AIG, of course, was an international insurer who had insured all sort of crazy ‘derivatives’ and ‘default credit swaps’, etc., that the biggest banks had been engaged in. All their legalized betting on massive corporate deals, which was called “insurance” for these various financial instruments went down with the market going down. Of course, the market went down because they had been betting on mortgages given out for inflated amounts of money far beyond what people could really afford in the investment, money-driven drunken state of the entire financial industry throughout the early 2000s.

The debt ceiling itself is mostly a figment of the imagination of Congress; they voted it into existence. If they use it as a way of undermining the economy for regular people whose spending is the primary driver of our entire economy, that is circularly inefficient, economically destructive, and quite honestly just plain short-sighted.

If, instead, the debt ceiling got used to call back in all those loans to the financial industry where we actually face the real financial problems of our society and the underlying egregious spending by our federal government to those who need it the least, I’m all for that! Remember the financial industry leaders are back to minting money again on the backs of the American taxpayer and their top executives are living a lifestyle beyond most of our wildest dreams – often making in the matter of a few hours what most us make in an entire year.

I haven’t seen figures for six months now, but this spring Nobel prize economist Saez had pointed out that out of all of the new money that supposed to have been generated since the market crash, 121% of it had gone to the top 1%. That means that more than all of the new money that was created in the U.S. since the crash has gone to the top 1%. But it was more than 100%, it was 121% which means the rest of us are still losing ground financially.

The debt ceiling was a somewhat arbitrary measuring stick that Congress created for itself as a wakeup call if they went on a spending spree. It was a warning sign to check if they have been fiscally irresponsible.

It is not an actual physical limitation to spending; it is a theoretical benchmark that we should be paying attention to.

I’m all for paying attention to it, but we do not have to stop dead in our tracks economically as a country. Congress created it and they can decide if it makes sense after a realistic assessment to change it.

More importantly, right now government borrowing is very cheap. The Federal Reserve also gave that very cheap borrowing rate to banks and that is why every financial industry interest that can pretend to be a bank and their uncle have signed up for government graft to make essentially free money off of this low cost borrowing capacity.

I am not sure why the folks who were fiscally irresponsible at a rate that the rest of us couldn’t even conceive of are the ones who are getting to benefit from this cheap borrowing interest rate! The federal reserve have basically lent money on back of the rest of us, on our good faith and credit as the working people of the U.S.

Instead, the majority of the rest of us would like our government to be borrowing to the extent needed to rebuild our infrastructure or protect our environment or make sure that people have health coverage so that they can led healthy and productive lives. Or even, God forbid, to make sure that the next generation gets decent schooling.
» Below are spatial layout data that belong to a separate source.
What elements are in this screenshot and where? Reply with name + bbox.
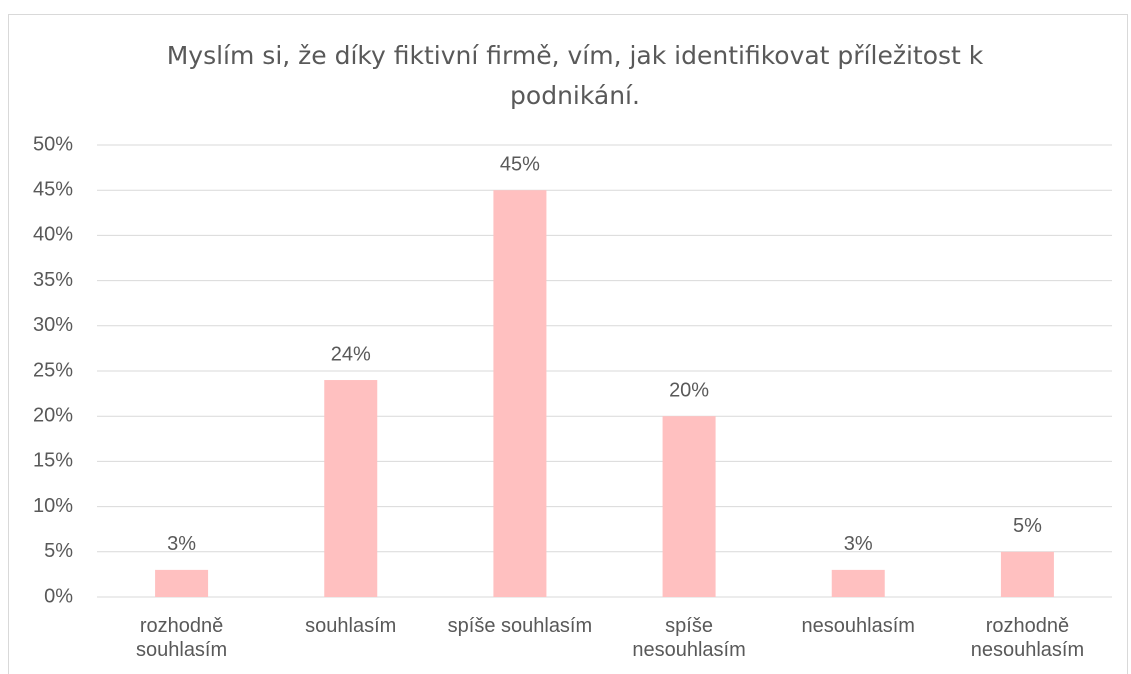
y-tick-label: 45%	[33, 178, 73, 200]
chart-border	[8, 14, 1128, 674]
y-tick-label: 20%	[33, 404, 73, 426]
y-tick-label: 5%	[44, 540, 73, 562]
bar	[493, 190, 547, 597]
x-tick-label: rozhodně nesouhlasím	[970, 615, 1085, 661]
data-label: 5%	[1013, 515, 1042, 537]
y-tick-label: 50%	[33, 133, 73, 155]
x-tick-label: spíše nesouhlasím	[632, 615, 746, 661]
y-tick-label: 35%	[33, 269, 73, 291]
data-label: 20%	[669, 379, 709, 401]
x-tick-label: nesouhlasím	[801, 615, 915, 637]
y-tick-label: 15%	[33, 450, 73, 472]
x-tick-label: rozhodně souhlasím	[136, 615, 228, 661]
bar	[662, 416, 716, 597]
bar	[324, 380, 378, 597]
y-tick-label: 0%	[44, 585, 73, 607]
y-tick-label: 30%	[33, 314, 73, 336]
bar	[155, 569, 209, 597]
data-label: 24%	[331, 343, 371, 365]
y-tick-label: 10%	[33, 495, 73, 517]
bar	[831, 569, 885, 597]
data-label: 3%	[167, 533, 196, 555]
chart-title: Myslím si, že díky fiktivní firmě, vím, …	[166, 41, 984, 110]
data-label: 3%	[844, 533, 873, 555]
x-tick-label: souhlasím	[305, 615, 397, 637]
x-tick-label: spíše souhlasím	[447, 615, 593, 637]
y-tick-label: 25%	[33, 359, 73, 381]
data-label: 45%	[500, 153, 540, 175]
bar	[1000, 551, 1054, 597]
y-tick-label: 40%	[33, 224, 73, 246]
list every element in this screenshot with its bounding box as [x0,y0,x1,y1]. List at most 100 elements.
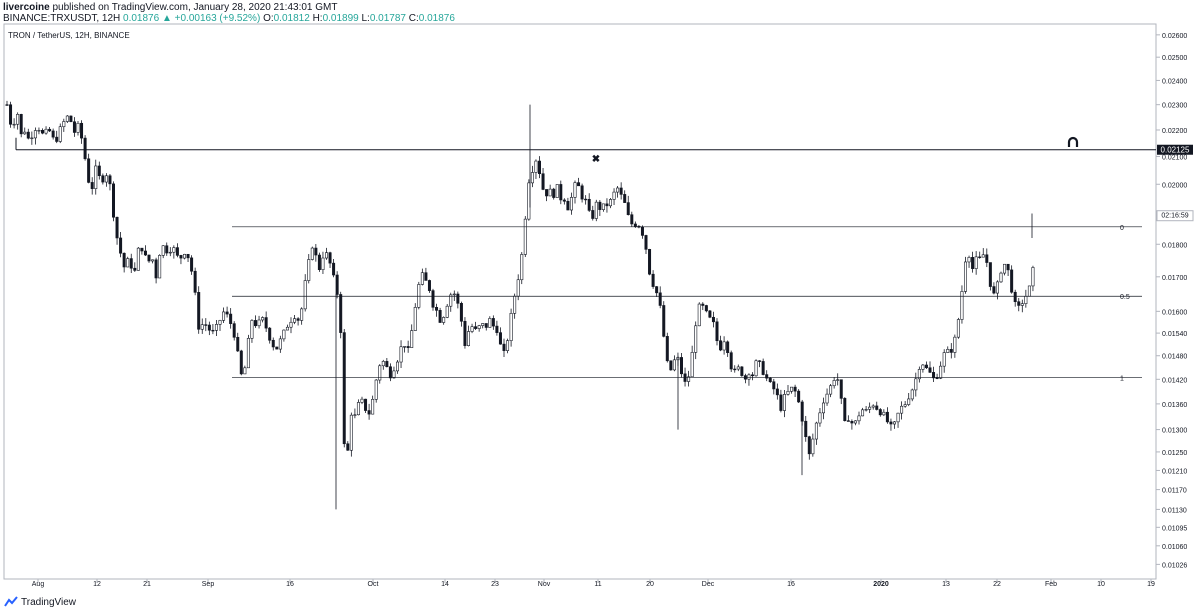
candle-body [378,365,382,381]
candle-body [633,223,637,227]
candle-body [19,114,23,135]
x-tick-label: 12 [93,581,101,588]
candle-body [435,307,439,311]
candle-body [413,307,417,331]
x-tick-label: 22 [993,581,1001,588]
x-tick-label: Feb [1045,581,1057,588]
countdown-label: 02:16:59 [1161,213,1188,220]
candle-body [463,320,467,346]
candle-body [761,361,765,375]
candle-body [30,137,34,140]
candle-body [864,409,868,411]
candle-body [257,319,261,327]
candle-body [679,357,683,375]
candle-body [317,254,321,271]
candle-body [168,251,172,254]
candle-body [545,189,549,197]
candle-body [953,336,957,353]
candle-body [119,237,123,254]
candle-body [481,323,485,326]
close-value: 0.01876 [418,13,455,24]
magnet-icon[interactable] [1067,136,1079,147]
publisher-name[interactable]: livercoine [3,2,50,13]
candle-body [403,346,407,348]
candle-body [65,115,69,122]
time-axis[interactable]: Aug 12 21 Sep 16 Oct 14 23 Nov 11 20 Dec 16 2020 13 22 F… [32,579,1155,588]
symbol-label: BINANCE:TRXUSDT, 12H [3,13,121,24]
candle-body [704,305,708,312]
candle-body [548,188,552,197]
candle-body [697,303,701,327]
close-label: C: [408,13,419,24]
candle-body [48,128,52,132]
candle-body [1013,291,1017,303]
candle-body [431,290,435,308]
candle-body [296,318,300,321]
candle-body [51,130,55,138]
candle-body [452,293,456,296]
candle-body [399,346,403,363]
candle-body [300,308,304,321]
candle-body [537,160,541,175]
candle-body [651,273,655,287]
candle-body [332,262,336,276]
candle-body [516,279,520,297]
candle-body [356,402,360,416]
price-axis[interactable]: 0.02600 0.02500 0.02400 0.02300 0.02200 0.021… [1156,33,1187,570]
candle-body [491,318,495,327]
high-label: H: [312,13,323,24]
candle-body [9,104,13,125]
candle-body [850,421,854,424]
candle-body [129,258,133,269]
candle-body [449,294,453,307]
candle-body [750,374,754,377]
candle-body [200,324,204,330]
x-tick-label: Dec [702,581,715,588]
candle-body [598,201,602,210]
fib-retracement[interactable]: 00.51 [232,225,1142,382]
candle-body [559,184,563,201]
x-tick-label: 20 [646,581,654,588]
candle-body [250,320,254,339]
y-tick-label: 0.01300 [1162,428,1187,435]
tradingview-logo-icon [4,596,18,607]
candle-body [254,320,258,327]
candle-body [44,128,48,134]
candle-body [821,402,825,414]
candle-body [438,310,442,323]
candle-body [605,203,609,207]
candle-body [566,200,570,211]
candle-body [889,421,893,425]
fib-level-label: 1 [1120,375,1124,382]
x-tick-label: 13 [942,581,950,588]
candle-body [218,320,222,325]
cross-marker-icon: ✖ [592,154,600,165]
candle-body [381,361,385,367]
candle-body [239,350,243,375]
candle-body [289,321,293,328]
candle-body [935,377,939,379]
candle-body [5,104,9,106]
candle-body [94,165,98,189]
footer-brand[interactable]: TradingView [4,596,76,608]
y-tick-label: 0.01210 [1162,468,1187,475]
candle-body [520,254,524,281]
candle-body [981,254,985,258]
candle-body [33,130,37,139]
y-tick-label: 0.01420 [1162,377,1187,384]
candle-body [690,352,694,378]
candle-body [797,390,801,403]
candle-body [371,399,375,415]
y-tick-label: 0.02500 [1162,55,1187,62]
y-tick-label: 0.01130 [1162,507,1187,514]
candle-body [658,292,662,306]
candle-body [367,410,371,415]
candle-body [442,317,446,323]
candle-body [928,367,932,373]
candle-body [729,352,733,370]
candle-body [758,360,762,362]
candle-body [790,386,794,392]
candle-body [701,303,705,306]
candle-body [711,316,715,323]
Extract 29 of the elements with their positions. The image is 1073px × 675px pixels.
If we just call in the debts that we have allowed to the biggest financial institutions, or even these ongoing supposed war efforts around the world, we would not even need to worry about a government shutdown or the debt ceiling – we can afford Obamacare and anything else we want.

How about a real wakeup call to the reality that the rest of us are tired of funding the biggest financial players and irresponsible players in our not only national but international financial system.

That would be awesome and I do not need a debt ceiling or a government shutdown to put out that call. We have all wanted it for a while. And the time to do it was yesterday.